The answer is simple. Throughout the season, lift tickets follow a general trend, which is why ticket prices vary so much. This also is a leading factor in price discrimination. During February — peak season — more people come to the slopes because of the good conditions. Due to the increased demand, Sugarbush raises their ticket prices.
“Ticket prices tend to exist on a bell curve,” said Candice White, the Vice President of Communications and Brand Management. “Lower in the early season, highest in the main season and holiday period, and lower again in the late season.”
Above are lift ticket prices displayed online during December (Early Season) and February (Peak Season). Through this it is easy to see a portion of the bell curve but also the differing in prices on a weekly basis⁴.
With less than ideal conditions in the early and late season, Sugarbush still manages to attract people to their slopes by offering more affordable prices. The volume of people who visit the resort during peak season offsets the resorts earnings to provide stable income during less busy months.
2. The Time of Purchase
Price discrimination often occurs when a good or service is purchased at a certain time instead of another. For example, airlines charge less to customers who book a ticket five months in advance rather than 5 weeks in advance. As the flight nears, the demand for the ticket increases and so does the price.
At Sugarbush, the market for lift tickets is nearly identical. “Many resorts including Sugarbush have moved to dynamic online pricing,” White explained. “Any guest who purchases their ticket in advance will receive a discount. The further in advance they purchase, the greater the discount.”
Yet even last minute online purchases come with discounts. “We are trying to motivate guests to purchase online and ahead of time,” said White. “An online purchase 48 hours ahead of time will be 25% lower than if purchased at the window.⁴”
Recently, the National Ski Areas Association (NSAA) reported that ski resorts gross a little more than 50% of the leading ticket price on average. This information shows that many people take alternate routes by purchasing tickets in advance or through online ticket brokers.
Third parties also offer discounted lift tickets. The online market creates a secondary market consisting of discounted tickets. Sites like Liftopia.com work alongside Sugarbush offering affordable rates similar to the ones the resort has online if tickets are purchased in advance.
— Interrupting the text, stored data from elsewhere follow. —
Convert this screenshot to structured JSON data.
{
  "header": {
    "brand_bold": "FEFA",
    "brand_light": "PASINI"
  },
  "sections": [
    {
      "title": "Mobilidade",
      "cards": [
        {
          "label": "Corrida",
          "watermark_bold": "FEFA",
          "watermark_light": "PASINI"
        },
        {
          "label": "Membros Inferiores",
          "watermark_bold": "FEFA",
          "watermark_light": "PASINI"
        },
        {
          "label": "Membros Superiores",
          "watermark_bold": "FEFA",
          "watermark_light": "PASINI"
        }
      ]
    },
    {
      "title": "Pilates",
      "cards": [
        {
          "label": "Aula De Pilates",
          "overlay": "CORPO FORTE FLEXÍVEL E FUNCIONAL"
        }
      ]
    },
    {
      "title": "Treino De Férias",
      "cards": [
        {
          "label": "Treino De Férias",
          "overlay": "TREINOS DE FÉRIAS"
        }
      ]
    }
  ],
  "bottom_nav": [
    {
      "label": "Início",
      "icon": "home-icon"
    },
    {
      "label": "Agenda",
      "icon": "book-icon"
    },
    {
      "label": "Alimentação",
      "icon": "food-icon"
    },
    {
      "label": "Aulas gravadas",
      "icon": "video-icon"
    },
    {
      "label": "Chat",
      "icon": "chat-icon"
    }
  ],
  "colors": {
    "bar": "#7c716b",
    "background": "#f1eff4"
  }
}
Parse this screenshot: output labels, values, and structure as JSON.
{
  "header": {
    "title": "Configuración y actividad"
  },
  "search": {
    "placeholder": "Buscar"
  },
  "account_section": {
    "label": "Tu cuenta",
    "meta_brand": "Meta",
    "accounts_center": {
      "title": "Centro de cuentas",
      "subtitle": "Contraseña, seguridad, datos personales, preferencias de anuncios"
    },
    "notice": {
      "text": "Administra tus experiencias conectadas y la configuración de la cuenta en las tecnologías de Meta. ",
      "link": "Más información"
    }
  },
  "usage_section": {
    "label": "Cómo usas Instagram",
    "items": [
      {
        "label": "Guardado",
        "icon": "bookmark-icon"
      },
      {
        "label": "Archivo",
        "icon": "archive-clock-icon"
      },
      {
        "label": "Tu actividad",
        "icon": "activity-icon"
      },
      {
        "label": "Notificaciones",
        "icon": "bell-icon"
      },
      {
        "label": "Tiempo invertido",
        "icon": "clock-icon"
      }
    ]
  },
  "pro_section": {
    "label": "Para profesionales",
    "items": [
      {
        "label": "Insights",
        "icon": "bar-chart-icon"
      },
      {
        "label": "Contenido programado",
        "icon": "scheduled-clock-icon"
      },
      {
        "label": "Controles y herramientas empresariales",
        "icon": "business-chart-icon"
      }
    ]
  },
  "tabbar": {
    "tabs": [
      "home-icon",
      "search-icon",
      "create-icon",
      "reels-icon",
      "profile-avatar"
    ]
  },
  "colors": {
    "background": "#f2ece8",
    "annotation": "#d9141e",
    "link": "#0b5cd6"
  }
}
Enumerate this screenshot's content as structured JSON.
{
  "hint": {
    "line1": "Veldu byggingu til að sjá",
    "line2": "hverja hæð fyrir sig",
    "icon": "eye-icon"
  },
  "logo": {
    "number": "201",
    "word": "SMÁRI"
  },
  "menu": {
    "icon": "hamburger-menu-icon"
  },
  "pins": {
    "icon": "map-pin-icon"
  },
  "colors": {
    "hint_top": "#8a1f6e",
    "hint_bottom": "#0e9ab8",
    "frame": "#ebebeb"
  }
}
But even when tickets are not bought for their face value, Sugarbush still profits off of direct and indirect online sales⁴.
- 3. Fluctuating Prices
Anyone who has skied on a holiday break or even a weekend may notice an obvious disparity in ticket prices. After reviewing ticket prices across the US, the NSAA found that many resorts base their ticket prices off a simple model. On the most basic level, resorts offer three base rates for lift tickets; a mid-week rate, a weekend rate, and a holiday rate⁶. The price for each rate is determined by a number of factors.
Competing resorts greatly affect how they price their tickets. Sugarbush monitors the changing rates at other resorts to make sure their prices are similar to others.
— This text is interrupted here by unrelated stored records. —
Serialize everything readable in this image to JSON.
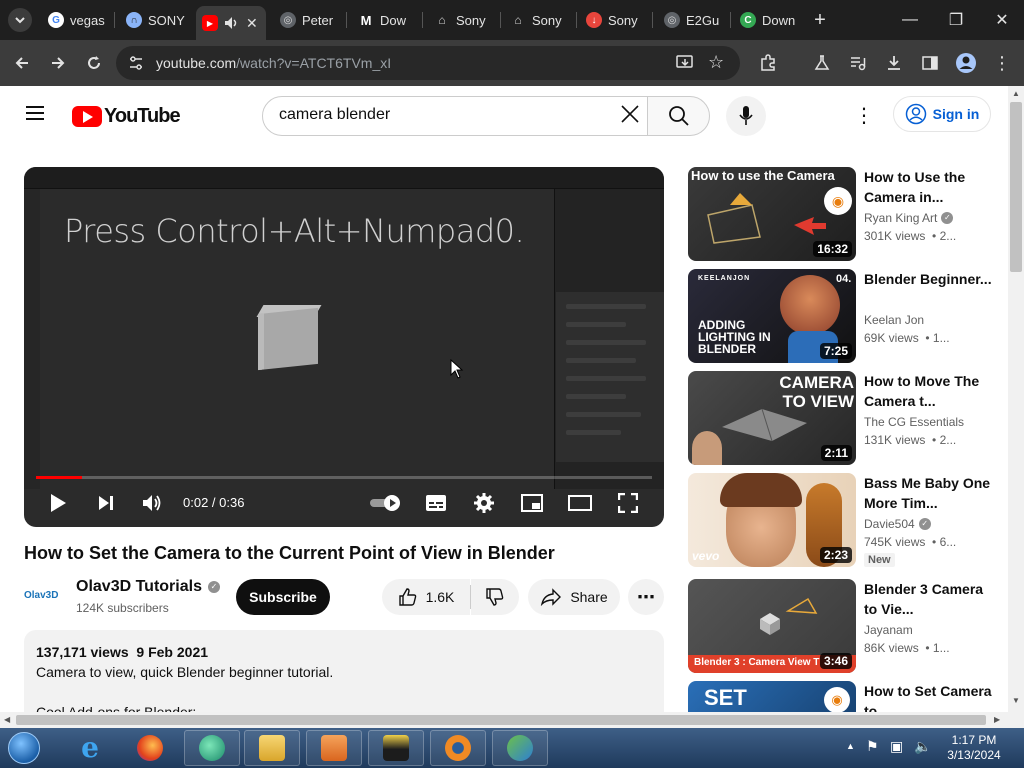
{
  "browser": {
    "tabs": [
      {
        "label": "vegas",
        "icon": "google-icon",
        "color": "#4285f4"
      },
      {
        "label": "SONY",
        "icon": "headset-icon",
        "color": "#8ab4f8"
      },
      {
        "label": "",
        "icon": "youtube-icon",
        "color": "#ff0000",
        "active": true
      },
      {
        "label": "Peter",
        "icon": "globe-icon",
        "color": "#9aa0a6"
      },
      {
        "label": "Dow",
        "icon": "m-icon",
        "color": "#ffffff"
      },
      {
        "label": "Sony",
        "icon": "bank-icon",
        "color": "#cfcfcf"
      },
      {
        "label": "Sony",
        "icon": "bank-icon",
        "color": "#cfcfcf"
      },
      {
        "label": "Sony",
        "icon": "download-circle-icon",
        "color": "#e8453c"
      },
      {
        "label": "E2Gu",
        "icon": "globe-icon",
        "color": "#9aa0a6"
      },
      {
        "label": "Down",
        "icon": "c-icon",
        "color": "#34a853"
      }
    ],
    "url_host": "youtube.com",
    "url_path": "/watch?v=ATCT6TVm_xI"
  },
  "masthead": {
    "logo_text": "YouTube",
    "search_value": "camera blender",
    "signin_label": "Sign in"
  },
  "player": {
    "overlay_text": "Press Control+Alt+Numpad0.",
    "time": "0:02 / 0:36",
    "progress": 0.075
  },
  "video": {
    "title": "How to Set the Camera to the Current Point of View in Blender",
    "channel_avatar": "Olav3D",
    "channel": "Olav3D Tutorials",
    "subscribers": "124K subscribers",
    "subscribe_label": "Subscribe",
    "likes": "1.6K",
    "share_label": "Share",
    "views_date": "137,171 views  9 Feb 2021",
    "description": "Camera to view, quick Blender beginner tutorial.",
    "description_2": "Cool Add-ons for Blender:"
  },
  "recommendations": [
    {
      "title": "How to Use the Camera in...",
      "channel": "Ryan King Art",
      "verified": true,
      "views": "301K views  • 2...",
      "duration": "16:32",
      "thumb_text": "How to use the Camera"
    },
    {
      "title": "Blender Beginner...",
      "channel": "Keelan Jon",
      "verified": false,
      "views": "69K views  • 1...",
      "duration": "7:25",
      "thumb_text": "ADDING LIGHTING IN BLENDER",
      "thumb_tag": "KEELANJON",
      "thumb_num": "04."
    },
    {
      "title": "How to Move The Camera t...",
      "channel": "The CG Essentials",
      "verified": false,
      "views": "131K views  • 2...",
      "duration": "2:11",
      "thumb_text": "CAMERA TO VIEW"
    },
    {
      "title": "Bass Me Baby One More Tim...",
      "channel": "Davie504",
      "verified": true,
      "views": "745K views  • 6...",
      "duration": "2:23",
      "badge": "New",
      "thumb_text": "vevo"
    },
    {
      "title": "Blender 3 Camera to Vie...",
      "channel": "Jayanam",
      "verified": false,
      "views": "86K views  • 1...",
      "duration": "3:46",
      "thumb_text": "Blender 3 : Camera View T"
    },
    {
      "title": "How to Set Camera to...",
      "channel": "",
      "verified": false,
      "views": "",
      "duration": "",
      "thumb_text": "SET"
    }
  ],
  "taskbar": {
    "time": "1:17 PM",
    "date": "3/13/2024"
  }
}
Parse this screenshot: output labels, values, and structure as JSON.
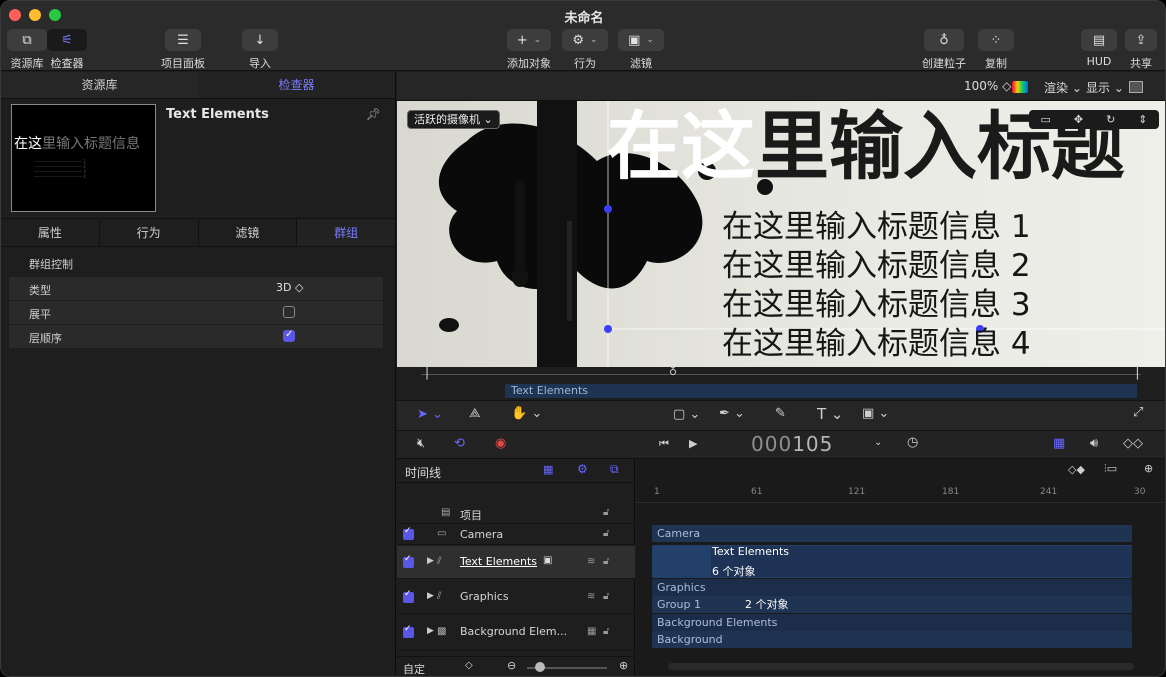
{
  "window": {
    "title": "未命名"
  },
  "toolbar": {
    "library_label": "资源库",
    "inspector_label": "检查器",
    "project_panel_label": "项目面板",
    "import_label": "导入",
    "add_object_label": "添加对象",
    "behaviors_label": "行为",
    "filters_label": "滤镜",
    "emitter_label": "创建粒子",
    "replicator_label": "复制",
    "hud_label": "HUD",
    "share_label": "共享"
  },
  "left_panel": {
    "tabs": [
      "资源库",
      "检查器"
    ],
    "active_tab": "检查器",
    "object_title": "Text Elements",
    "thumb_text_bright": "在这",
    "thumb_text_dim": "里输入标题信息",
    "sub_tabs": [
      "属性",
      "行为",
      "滤镜",
      "群组"
    ],
    "active_sub_tab": "群组",
    "group_controls_title": "群组控制",
    "rows": [
      {
        "label": "类型",
        "value": "3D ◇"
      },
      {
        "label": "展平",
        "value": ""
      },
      {
        "label": "层顺序",
        "value": ""
      }
    ]
  },
  "canvas_bar": {
    "zoom": "100% ◇",
    "render": "渲染 ⌄",
    "view": "显示 ⌄"
  },
  "canvas": {
    "camera_menu": "活跃的摄像机 ⌄",
    "title_white": "在这",
    "title_dark": "里输入标题",
    "subtitles": [
      "在这里输入标题信息 1",
      "在这里输入标题信息 2",
      "在这里输入标题信息 3",
      "在这里输入标题信息 4"
    ],
    "scrub_bar_label": "Text Elements"
  },
  "transport": {
    "timecode_dim": "000",
    "timecode_bright": "105"
  },
  "timeline": {
    "title": "时间线",
    "layers": [
      {
        "name": "项目"
      },
      {
        "name": "Camera"
      },
      {
        "name": "Text Elements"
      },
      {
        "name": "Graphics"
      },
      {
        "name": "Background Elem..."
      }
    ],
    "footer_label": "自定",
    "ruler_ticks": [
      "1",
      "61",
      "121",
      "181",
      "241",
      "30"
    ],
    "bars": {
      "camera": "Camera",
      "text_elements": "Text Elements",
      "text_count": "6 个对象",
      "graphics": "Graphics",
      "group1": "Group 1",
      "group_count": "2 个对象",
      "bg_elements": "Background Elements",
      "background": "Background"
    }
  }
}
“We watch our competitors carefully to make sure our pricing is in line with other Vermont resorts,” said White. “We also need to understand what revenue we need to generate to be a sustainable business. Some areas provide less service and may for that reason charge less than we do⁴.”
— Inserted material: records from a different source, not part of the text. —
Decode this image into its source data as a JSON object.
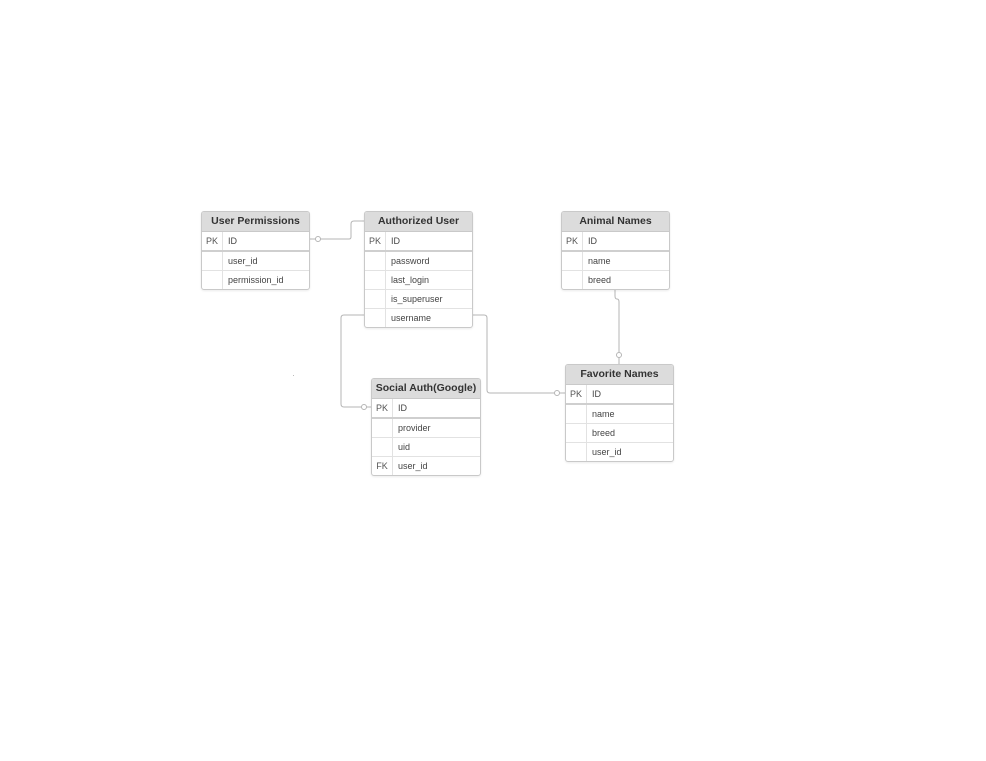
{
  "diagram": {
    "line_color": "#b5b5b5",
    "header_color": "#dcdcdc",
    "entities": {
      "user_permissions": {
        "title": "User Permissions",
        "rows": [
          {
            "key": "PK",
            "field": "ID"
          },
          {
            "key": "",
            "field": "user_id"
          },
          {
            "key": "",
            "field": "permission_id"
          }
        ]
      },
      "authorized_user": {
        "title": "Authorized User",
        "rows": [
          {
            "key": "PK",
            "field": "ID"
          },
          {
            "key": "",
            "field": "password"
          },
          {
            "key": "",
            "field": "last_login"
          },
          {
            "key": "",
            "field": "is_superuser"
          },
          {
            "key": "",
            "field": "username"
          }
        ]
      },
      "animal_names": {
        "title": "Animal Names",
        "rows": [
          {
            "key": "PK",
            "field": "ID"
          },
          {
            "key": "",
            "field": "name"
          },
          {
            "key": "",
            "field": "breed"
          }
        ]
      },
      "social_auth": {
        "title": "Social Auth(Google)",
        "rows": [
          {
            "key": "PK",
            "field": "ID"
          },
          {
            "key": "",
            "field": "provider"
          },
          {
            "key": "",
            "field": "uid"
          },
          {
            "key": "FK",
            "field": "user_id"
          }
        ]
      },
      "favorite_names": {
        "title": "Favorite Names",
        "rows": [
          {
            "key": "PK",
            "field": "ID"
          },
          {
            "key": "",
            "field": "name"
          },
          {
            "key": "",
            "field": "breed"
          },
          {
            "key": "",
            "field": "user_id"
          }
        ]
      }
    }
  }
}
Competing resorts like Killington offer rates similar to Sugarbush throughout the season. Currently Killington’s online day tickets are being advertised for $96 while Sugarbush’s are $96.75. The near identical prices are no coincidence. As Killington’s rates fluctuate throughout the season, Sugarbush takes note and those changes are reflected in their own pricing.
As weekends and holidays come and go, ski resorts implement many different marketing strategies to increase revenue. This can be seen through the daily changes in ticket prices.
It comes down to finding that perfect price: one that assures the resort it will make a significant profit while ensuring its customers will return.